Pointers and Address Spaces
A pointer is an address that provides a translation within some virtual address space
to a piece of physical memory. DTrace executes your D programs within
the address space of the operating system kernel itself. Your entire Solaris
system manages many address spaces: one for the operating system kernel, and
one for each user process. Since each address space provides the illusion
that it can access all of the memory on the system, the
same virtual address pointer value can be reused across address spaces but
translate to different physical memory. Therefore, when writing D programs that use
pointers, you must be aware of the address space corresponding to the
pointers you intend to use.
For example, if you use the syscall provider to instrument entry to
a system call that takes a pointer to an integer or array
of integers as an argument (for example, pipe(2)), it would not be
valid to dereference that pointer or array using the * or []
operators because the address in question is an address in the address
space of the user process that performed the system call. Applying the
* or [] operators to this address in D would result in
a kernel address space access, which would result in an invalid address
error or in returning unexpected data to your D program depending upon
whether the address happened to match a valid kernel address.

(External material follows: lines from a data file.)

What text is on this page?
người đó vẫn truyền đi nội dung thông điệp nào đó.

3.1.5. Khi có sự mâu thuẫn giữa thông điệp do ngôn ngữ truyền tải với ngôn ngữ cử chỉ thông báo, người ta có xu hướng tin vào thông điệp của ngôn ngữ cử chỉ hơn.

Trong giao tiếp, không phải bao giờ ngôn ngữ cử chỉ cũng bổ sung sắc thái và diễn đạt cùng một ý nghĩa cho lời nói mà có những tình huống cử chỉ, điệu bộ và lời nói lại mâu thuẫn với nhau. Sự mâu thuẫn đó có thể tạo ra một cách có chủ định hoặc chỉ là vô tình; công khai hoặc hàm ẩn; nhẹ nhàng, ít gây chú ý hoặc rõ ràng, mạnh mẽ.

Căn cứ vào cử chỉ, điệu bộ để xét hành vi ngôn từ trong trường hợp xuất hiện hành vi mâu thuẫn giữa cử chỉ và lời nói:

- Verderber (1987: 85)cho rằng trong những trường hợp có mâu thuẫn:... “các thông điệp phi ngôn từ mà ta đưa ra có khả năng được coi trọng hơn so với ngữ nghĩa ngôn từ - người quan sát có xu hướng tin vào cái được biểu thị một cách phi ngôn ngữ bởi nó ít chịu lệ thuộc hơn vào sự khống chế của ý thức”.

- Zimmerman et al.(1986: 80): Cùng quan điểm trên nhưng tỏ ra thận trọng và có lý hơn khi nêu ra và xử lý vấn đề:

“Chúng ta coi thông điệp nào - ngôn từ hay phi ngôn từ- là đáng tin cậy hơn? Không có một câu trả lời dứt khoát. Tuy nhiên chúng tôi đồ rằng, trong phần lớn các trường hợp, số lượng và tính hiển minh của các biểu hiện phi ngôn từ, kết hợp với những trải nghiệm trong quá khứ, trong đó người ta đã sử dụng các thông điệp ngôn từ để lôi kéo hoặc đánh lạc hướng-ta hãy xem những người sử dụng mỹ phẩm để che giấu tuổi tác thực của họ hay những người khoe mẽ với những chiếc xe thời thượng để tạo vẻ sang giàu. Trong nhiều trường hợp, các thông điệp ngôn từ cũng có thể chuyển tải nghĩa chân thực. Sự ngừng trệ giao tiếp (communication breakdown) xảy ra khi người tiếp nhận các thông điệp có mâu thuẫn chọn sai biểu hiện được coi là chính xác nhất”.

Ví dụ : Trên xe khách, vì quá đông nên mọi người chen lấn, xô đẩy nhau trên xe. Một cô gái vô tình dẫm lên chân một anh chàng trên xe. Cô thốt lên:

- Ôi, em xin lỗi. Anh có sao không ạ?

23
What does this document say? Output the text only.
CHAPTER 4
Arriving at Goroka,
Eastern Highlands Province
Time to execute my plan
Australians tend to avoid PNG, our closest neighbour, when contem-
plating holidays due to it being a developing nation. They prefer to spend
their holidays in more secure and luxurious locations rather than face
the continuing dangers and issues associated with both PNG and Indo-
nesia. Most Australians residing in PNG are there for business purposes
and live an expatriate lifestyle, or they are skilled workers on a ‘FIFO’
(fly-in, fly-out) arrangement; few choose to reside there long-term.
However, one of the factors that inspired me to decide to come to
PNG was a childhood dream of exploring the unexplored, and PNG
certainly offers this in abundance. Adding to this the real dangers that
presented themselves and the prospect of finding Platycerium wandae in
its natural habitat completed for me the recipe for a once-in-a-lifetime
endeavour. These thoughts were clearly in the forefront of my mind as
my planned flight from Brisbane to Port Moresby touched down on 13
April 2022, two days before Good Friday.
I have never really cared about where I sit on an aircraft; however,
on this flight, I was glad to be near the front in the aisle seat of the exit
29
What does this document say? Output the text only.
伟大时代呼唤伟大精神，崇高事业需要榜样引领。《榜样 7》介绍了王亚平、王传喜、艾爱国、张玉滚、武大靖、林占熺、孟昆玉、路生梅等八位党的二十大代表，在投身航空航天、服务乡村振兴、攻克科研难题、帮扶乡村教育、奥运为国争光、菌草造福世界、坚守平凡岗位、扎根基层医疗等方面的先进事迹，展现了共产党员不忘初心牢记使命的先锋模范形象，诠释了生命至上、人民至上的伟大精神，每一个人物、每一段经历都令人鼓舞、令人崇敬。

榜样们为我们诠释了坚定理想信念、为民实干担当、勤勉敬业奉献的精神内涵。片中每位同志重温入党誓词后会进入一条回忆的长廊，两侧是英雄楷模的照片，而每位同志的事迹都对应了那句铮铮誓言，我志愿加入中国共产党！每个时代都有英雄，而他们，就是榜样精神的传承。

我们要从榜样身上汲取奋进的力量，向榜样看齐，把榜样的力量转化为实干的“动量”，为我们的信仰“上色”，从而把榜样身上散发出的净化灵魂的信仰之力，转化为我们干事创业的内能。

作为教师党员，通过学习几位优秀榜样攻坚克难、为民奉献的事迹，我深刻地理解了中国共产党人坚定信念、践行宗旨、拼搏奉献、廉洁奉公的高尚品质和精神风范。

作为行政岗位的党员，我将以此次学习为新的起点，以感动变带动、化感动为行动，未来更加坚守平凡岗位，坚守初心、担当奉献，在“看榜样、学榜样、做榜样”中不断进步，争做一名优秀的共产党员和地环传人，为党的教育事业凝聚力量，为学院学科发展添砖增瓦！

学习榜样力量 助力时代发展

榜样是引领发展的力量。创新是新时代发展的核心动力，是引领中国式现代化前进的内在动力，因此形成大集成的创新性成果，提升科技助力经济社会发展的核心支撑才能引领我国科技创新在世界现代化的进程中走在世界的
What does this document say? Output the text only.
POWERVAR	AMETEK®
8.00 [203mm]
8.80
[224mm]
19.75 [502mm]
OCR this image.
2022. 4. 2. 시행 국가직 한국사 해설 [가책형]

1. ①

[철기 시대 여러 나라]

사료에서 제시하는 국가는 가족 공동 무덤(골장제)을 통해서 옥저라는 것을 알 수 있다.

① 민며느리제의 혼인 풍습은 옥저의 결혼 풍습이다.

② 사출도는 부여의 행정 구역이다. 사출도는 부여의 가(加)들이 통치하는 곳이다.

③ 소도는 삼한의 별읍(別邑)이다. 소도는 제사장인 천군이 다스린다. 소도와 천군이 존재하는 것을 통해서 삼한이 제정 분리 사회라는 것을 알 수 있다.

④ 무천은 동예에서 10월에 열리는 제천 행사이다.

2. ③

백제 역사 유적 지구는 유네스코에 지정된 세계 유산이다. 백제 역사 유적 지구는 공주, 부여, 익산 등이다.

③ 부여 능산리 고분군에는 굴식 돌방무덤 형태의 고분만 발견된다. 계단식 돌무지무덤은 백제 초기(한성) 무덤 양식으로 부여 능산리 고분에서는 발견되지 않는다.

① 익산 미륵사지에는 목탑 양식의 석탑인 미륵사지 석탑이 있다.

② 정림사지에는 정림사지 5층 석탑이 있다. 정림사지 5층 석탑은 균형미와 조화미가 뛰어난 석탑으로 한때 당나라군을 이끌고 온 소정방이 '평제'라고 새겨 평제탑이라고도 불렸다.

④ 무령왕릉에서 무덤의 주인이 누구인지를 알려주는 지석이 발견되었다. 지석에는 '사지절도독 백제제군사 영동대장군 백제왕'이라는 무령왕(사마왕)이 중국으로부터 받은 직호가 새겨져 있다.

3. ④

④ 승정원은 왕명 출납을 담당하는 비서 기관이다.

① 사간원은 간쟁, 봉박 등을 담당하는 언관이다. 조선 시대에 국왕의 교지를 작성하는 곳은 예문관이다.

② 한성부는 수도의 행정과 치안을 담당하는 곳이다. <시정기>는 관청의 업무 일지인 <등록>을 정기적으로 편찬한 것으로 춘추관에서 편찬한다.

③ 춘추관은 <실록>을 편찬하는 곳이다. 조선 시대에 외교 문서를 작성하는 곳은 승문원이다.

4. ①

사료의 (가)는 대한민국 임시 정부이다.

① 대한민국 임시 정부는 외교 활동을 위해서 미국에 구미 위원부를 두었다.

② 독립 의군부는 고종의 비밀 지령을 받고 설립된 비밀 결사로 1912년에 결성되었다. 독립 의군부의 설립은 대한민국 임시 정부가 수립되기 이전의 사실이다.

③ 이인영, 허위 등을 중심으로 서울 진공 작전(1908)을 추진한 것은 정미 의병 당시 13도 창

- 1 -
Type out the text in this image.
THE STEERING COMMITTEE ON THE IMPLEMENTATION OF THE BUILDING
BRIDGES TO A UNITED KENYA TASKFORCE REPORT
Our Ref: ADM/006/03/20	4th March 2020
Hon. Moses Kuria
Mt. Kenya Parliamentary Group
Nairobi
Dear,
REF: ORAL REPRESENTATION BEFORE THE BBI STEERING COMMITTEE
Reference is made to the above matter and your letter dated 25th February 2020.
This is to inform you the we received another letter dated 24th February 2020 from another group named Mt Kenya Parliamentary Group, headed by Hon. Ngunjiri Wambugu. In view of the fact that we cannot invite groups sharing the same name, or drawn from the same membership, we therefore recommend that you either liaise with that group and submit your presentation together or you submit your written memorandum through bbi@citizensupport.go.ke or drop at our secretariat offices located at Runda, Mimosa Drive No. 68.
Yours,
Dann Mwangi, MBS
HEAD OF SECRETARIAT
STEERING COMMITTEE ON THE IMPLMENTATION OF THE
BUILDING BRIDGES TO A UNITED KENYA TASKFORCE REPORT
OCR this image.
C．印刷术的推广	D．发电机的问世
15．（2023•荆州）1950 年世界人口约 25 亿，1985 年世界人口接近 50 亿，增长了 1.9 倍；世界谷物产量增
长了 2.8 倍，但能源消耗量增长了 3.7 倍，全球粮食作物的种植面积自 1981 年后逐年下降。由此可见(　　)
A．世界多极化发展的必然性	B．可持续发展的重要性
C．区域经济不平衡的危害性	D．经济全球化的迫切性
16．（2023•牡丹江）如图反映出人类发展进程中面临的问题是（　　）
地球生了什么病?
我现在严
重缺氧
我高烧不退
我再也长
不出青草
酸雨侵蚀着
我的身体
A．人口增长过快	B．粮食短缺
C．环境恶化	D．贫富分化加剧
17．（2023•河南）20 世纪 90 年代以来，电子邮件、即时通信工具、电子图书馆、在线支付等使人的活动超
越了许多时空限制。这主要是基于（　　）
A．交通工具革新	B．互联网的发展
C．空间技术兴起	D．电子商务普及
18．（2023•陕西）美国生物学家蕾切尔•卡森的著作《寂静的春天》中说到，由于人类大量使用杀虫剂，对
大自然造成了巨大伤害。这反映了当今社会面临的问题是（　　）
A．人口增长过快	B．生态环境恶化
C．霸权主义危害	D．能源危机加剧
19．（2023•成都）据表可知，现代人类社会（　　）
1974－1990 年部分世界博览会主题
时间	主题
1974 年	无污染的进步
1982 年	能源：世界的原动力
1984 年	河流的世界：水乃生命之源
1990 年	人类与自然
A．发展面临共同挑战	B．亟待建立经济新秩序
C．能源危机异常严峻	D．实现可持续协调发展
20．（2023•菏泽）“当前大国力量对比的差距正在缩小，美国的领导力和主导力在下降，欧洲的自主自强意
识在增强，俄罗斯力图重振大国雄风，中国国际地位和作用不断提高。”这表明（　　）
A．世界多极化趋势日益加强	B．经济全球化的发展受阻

To access user process memory from a DTrace probe, you must apply
one of the copyin(), copyinstr(), or copyinto() functions described in Chapter 10, Actions and Subroutines to
the user address space pointer. Take care when writing your D programs
to name and comment variables storing user addresses appropriately to avoid confusion.
You can also store user addresses as uintptr_t so you don't accidentally
compile D code that dereferences them. Techniques for using DTrace on user
processes are described in Chapter 33, User Process Tracing.